Some good roasted carrots and a boat of waffle fries complete your picnic options for now, though Calender told us that they plan to tack on dishes in the coming weeks.
“Sandwiches are like the fucking perfect food,” Atencio tells Brooklyn Magazine, and she’s not wrong. “They’re portable, they’re social, everyone understands what they are but they can also transform into so many different things. Plus in a sandwich you get to curate every single bite. Like each bite, if you make it right, can just be the perfect balance of things each time.”
Next to Club Club in the Park House is a Blank Street coffee counter, pouring all of the expected varieties of hot and cold-brewed caffeinated beverages starting at 7:00 a.m. each day. And at the other end of the pavilion sits an OddFellows scoop station, featuring a rotating selection of about a dozen different flavors.
Opening day Oddfellows options included hits like pecan sticky bun, vegan coconut caramel chip, and a pair of “limited-edition” newbies called passionberry love, a combination of passionfruit ice cream and crumbles of raspberry cake, and the bright blue bubblegum pop. These last two are “inspired by classic book genres,” the fruits of a partnership between OddFelllows and the publishing giant Penguin Random House, which is exactly as, well, odd as it sounds. Fantastic ice cream though.

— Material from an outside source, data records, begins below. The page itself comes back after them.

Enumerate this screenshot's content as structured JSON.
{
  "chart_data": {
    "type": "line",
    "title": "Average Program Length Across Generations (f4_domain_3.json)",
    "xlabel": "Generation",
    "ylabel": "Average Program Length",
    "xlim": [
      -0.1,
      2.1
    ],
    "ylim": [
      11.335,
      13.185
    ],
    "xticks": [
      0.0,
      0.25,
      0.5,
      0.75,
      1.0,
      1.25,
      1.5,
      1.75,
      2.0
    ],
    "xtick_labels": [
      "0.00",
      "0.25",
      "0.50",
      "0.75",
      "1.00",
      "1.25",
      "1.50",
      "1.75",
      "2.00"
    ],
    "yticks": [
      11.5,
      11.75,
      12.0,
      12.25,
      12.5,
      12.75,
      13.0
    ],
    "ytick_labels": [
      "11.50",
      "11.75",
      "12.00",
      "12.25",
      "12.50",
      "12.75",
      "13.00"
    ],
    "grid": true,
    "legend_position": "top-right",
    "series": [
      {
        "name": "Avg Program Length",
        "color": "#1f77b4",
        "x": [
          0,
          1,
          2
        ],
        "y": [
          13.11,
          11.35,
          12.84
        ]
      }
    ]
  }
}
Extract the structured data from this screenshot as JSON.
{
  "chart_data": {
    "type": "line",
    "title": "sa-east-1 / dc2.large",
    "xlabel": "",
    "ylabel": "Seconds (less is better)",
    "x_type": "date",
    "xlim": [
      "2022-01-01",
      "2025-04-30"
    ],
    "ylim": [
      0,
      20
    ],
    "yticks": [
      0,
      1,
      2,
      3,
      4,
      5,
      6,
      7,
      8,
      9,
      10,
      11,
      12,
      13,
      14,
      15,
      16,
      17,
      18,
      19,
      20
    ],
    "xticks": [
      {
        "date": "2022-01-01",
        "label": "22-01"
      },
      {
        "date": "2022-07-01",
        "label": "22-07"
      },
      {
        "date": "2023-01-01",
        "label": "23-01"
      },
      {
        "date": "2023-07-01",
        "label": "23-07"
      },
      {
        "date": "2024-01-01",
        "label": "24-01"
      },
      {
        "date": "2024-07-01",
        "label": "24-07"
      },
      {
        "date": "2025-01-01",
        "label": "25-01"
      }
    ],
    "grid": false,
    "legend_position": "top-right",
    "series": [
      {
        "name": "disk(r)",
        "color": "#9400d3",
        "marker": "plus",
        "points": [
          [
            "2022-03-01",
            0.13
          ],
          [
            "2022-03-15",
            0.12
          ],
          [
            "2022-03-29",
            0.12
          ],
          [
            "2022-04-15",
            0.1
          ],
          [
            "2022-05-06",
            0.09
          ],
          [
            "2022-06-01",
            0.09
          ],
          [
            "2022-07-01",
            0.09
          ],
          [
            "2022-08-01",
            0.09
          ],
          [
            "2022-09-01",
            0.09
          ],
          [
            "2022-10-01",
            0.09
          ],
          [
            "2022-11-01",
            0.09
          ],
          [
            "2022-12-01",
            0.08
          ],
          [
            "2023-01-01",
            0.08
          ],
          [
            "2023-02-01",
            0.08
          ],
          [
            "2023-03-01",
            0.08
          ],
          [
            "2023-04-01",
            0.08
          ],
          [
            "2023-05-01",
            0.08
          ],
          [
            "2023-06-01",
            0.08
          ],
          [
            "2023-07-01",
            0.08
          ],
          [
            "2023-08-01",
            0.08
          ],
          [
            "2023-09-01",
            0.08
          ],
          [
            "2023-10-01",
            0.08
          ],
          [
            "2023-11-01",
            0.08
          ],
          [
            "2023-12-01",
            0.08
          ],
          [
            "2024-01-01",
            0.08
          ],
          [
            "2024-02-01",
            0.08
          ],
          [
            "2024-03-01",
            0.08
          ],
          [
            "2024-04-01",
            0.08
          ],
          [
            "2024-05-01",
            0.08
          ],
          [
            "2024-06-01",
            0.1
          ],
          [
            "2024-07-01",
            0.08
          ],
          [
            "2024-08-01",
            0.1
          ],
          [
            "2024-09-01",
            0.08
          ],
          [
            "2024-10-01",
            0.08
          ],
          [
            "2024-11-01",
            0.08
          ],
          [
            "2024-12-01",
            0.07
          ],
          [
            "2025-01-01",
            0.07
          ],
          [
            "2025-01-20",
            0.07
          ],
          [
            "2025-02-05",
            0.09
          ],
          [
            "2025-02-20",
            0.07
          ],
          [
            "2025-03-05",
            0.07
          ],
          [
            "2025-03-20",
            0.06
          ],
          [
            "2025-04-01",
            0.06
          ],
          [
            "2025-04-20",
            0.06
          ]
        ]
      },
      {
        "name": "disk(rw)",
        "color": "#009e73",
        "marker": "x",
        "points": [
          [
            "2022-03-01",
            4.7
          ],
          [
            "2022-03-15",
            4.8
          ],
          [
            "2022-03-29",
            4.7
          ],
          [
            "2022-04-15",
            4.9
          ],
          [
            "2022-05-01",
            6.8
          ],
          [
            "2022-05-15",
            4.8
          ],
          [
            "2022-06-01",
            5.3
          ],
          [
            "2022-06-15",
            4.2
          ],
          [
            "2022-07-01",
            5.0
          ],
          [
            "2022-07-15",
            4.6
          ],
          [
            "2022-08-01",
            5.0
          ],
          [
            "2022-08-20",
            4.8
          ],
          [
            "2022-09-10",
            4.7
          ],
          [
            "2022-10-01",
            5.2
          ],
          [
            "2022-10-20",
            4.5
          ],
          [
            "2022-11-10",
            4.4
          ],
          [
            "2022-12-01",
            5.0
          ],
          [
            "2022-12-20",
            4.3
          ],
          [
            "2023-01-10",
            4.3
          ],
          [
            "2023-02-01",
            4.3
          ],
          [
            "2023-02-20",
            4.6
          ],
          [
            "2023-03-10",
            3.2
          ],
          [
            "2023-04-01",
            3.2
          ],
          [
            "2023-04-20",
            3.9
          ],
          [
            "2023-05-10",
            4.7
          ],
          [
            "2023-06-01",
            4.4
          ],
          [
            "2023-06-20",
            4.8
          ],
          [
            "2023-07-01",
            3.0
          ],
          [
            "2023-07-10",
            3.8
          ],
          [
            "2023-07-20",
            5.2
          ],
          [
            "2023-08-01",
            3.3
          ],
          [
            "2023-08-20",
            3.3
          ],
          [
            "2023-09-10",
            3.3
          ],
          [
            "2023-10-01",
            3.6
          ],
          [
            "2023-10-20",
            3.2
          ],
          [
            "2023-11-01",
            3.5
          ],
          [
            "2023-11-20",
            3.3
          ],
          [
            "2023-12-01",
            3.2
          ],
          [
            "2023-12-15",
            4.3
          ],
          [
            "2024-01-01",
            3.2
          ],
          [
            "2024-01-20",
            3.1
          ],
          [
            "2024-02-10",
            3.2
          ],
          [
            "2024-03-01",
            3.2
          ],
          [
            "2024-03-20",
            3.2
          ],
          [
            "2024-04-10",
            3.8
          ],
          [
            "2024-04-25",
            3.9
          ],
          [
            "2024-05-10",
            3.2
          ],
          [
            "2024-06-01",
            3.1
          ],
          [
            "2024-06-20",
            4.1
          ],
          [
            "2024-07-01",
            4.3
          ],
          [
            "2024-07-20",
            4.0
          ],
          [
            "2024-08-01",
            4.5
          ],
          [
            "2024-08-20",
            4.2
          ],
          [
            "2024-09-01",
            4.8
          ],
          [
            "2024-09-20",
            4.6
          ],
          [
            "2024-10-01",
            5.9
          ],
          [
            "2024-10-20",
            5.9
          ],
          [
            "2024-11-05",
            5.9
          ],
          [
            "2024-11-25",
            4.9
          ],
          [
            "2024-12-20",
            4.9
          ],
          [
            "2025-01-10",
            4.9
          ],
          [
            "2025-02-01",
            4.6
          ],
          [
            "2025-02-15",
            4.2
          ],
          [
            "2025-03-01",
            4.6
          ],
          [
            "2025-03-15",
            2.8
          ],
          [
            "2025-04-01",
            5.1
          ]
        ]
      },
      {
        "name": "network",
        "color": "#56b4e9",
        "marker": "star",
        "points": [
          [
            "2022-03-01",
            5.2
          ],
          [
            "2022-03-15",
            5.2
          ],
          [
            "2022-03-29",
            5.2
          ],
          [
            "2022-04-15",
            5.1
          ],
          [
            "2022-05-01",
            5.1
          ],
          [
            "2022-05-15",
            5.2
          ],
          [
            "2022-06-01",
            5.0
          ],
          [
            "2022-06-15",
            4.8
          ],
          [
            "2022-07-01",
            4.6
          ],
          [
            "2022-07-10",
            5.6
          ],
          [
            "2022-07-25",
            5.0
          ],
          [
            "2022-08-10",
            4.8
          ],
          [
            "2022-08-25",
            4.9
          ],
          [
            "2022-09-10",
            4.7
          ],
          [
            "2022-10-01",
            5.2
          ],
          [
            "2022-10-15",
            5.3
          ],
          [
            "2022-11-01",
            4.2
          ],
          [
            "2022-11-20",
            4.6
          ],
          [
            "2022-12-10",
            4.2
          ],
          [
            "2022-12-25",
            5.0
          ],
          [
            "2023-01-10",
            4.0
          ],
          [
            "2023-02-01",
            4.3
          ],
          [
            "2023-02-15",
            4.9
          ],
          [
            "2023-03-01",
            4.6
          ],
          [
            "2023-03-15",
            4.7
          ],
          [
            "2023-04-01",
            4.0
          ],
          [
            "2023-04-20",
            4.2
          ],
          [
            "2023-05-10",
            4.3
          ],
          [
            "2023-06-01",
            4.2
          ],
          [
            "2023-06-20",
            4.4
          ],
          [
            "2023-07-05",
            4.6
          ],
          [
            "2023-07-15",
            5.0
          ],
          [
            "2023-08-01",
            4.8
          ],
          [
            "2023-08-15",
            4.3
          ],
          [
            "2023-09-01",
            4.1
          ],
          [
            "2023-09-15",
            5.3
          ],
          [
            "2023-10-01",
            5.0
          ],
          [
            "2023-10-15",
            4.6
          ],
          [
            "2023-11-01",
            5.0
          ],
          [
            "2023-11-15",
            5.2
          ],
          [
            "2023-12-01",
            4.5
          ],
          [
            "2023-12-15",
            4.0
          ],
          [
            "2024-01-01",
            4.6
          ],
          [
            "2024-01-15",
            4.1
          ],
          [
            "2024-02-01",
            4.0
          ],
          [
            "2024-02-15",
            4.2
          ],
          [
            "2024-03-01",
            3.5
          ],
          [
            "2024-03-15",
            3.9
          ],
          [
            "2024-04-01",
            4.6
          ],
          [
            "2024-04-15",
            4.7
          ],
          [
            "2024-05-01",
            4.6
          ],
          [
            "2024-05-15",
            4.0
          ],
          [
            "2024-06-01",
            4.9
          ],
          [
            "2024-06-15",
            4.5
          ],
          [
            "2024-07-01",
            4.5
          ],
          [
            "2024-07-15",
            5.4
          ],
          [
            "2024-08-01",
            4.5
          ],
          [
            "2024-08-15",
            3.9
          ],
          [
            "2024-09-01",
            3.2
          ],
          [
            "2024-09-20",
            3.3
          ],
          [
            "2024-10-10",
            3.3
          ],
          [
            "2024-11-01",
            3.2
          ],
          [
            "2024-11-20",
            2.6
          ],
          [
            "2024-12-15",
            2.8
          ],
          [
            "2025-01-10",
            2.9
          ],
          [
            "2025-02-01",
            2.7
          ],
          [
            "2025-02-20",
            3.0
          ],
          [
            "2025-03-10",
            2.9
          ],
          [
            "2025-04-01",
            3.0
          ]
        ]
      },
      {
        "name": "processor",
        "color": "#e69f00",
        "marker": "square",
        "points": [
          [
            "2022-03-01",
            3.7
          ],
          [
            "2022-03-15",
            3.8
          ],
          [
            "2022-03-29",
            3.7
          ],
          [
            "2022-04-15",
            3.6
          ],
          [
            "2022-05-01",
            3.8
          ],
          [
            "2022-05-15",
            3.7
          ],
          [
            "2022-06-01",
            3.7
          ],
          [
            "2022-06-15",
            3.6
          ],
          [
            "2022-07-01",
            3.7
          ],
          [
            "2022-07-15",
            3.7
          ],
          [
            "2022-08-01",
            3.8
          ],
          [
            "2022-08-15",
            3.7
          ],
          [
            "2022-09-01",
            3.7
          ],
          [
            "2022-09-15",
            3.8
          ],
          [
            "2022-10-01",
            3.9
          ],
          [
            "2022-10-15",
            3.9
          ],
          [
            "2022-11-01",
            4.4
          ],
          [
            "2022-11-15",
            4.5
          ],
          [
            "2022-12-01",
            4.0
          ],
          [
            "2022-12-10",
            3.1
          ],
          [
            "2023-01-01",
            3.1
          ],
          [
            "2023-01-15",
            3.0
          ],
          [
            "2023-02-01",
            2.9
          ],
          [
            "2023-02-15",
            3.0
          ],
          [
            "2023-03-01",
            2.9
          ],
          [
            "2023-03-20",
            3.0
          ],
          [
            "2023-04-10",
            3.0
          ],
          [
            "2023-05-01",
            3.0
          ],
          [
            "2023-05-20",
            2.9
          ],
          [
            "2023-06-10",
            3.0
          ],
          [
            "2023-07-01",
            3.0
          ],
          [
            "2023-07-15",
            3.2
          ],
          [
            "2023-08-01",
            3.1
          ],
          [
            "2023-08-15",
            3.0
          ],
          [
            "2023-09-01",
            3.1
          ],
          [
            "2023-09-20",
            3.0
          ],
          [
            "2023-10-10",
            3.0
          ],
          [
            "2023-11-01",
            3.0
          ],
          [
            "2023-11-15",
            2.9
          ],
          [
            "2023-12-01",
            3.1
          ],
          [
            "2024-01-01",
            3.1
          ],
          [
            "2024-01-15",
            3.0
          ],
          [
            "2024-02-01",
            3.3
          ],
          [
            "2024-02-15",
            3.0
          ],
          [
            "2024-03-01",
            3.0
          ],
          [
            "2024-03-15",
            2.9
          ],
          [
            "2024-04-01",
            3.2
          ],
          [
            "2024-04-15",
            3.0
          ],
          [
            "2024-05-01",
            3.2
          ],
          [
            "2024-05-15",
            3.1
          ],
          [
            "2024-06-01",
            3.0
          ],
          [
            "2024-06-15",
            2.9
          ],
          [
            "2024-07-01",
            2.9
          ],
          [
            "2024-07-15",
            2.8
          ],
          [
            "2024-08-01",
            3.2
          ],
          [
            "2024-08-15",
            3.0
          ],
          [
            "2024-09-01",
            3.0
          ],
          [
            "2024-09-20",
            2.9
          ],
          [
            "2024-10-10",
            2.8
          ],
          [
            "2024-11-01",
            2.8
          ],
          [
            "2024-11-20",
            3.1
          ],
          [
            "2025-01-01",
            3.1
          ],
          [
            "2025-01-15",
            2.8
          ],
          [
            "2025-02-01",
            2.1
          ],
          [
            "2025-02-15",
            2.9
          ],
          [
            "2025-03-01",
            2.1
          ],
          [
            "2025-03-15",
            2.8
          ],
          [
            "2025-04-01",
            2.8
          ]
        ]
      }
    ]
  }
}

In the middle of everything is the Park Bar, serving cocktails (frozen and not), draft wine, and a bunch of different beers. The space itself, designed by KITSMAstudio, is pleasant and airy, the entire windowed wall in the back opening up onto the patio and into the park. And remarkably, in a neighborhood that’s seen so much sterile new development in recent years, Park House carries forward some of those indie-sleaze hipster vibes that were so prevalent around here in the mid-aughts.
For both Calender and Atencio, nostalgia for that era definitely contributed to the appeal of opening Club Club here. “It was 2008, the year everything crashed, we called it the summer of funemployment,” remembers Calender. “And we would come to McCarren Park almost every day, grab a couple of margaritas at Turkey’s Nest, meet up at the Vagina Tree, which looked like that because it had been struck by lightning — it’s now cut down because it got struck by lightning again — and just hang out all day.”
Atencio, who lived in Bushwick for 14 years before recently moving to Ridgewood, chimed in. “I used to come here and just strike up conversations with strangers all the time,” she says. “There are so many different kinds of people here. Weirdos like me, and artists, and people that have a bunch of money and people with babies, and dogs, and the coffee people, and the joggers, and the people who want to party … There’s something about the park that’s just kind of unifying. It feels nice to be a part of a community thing like that.”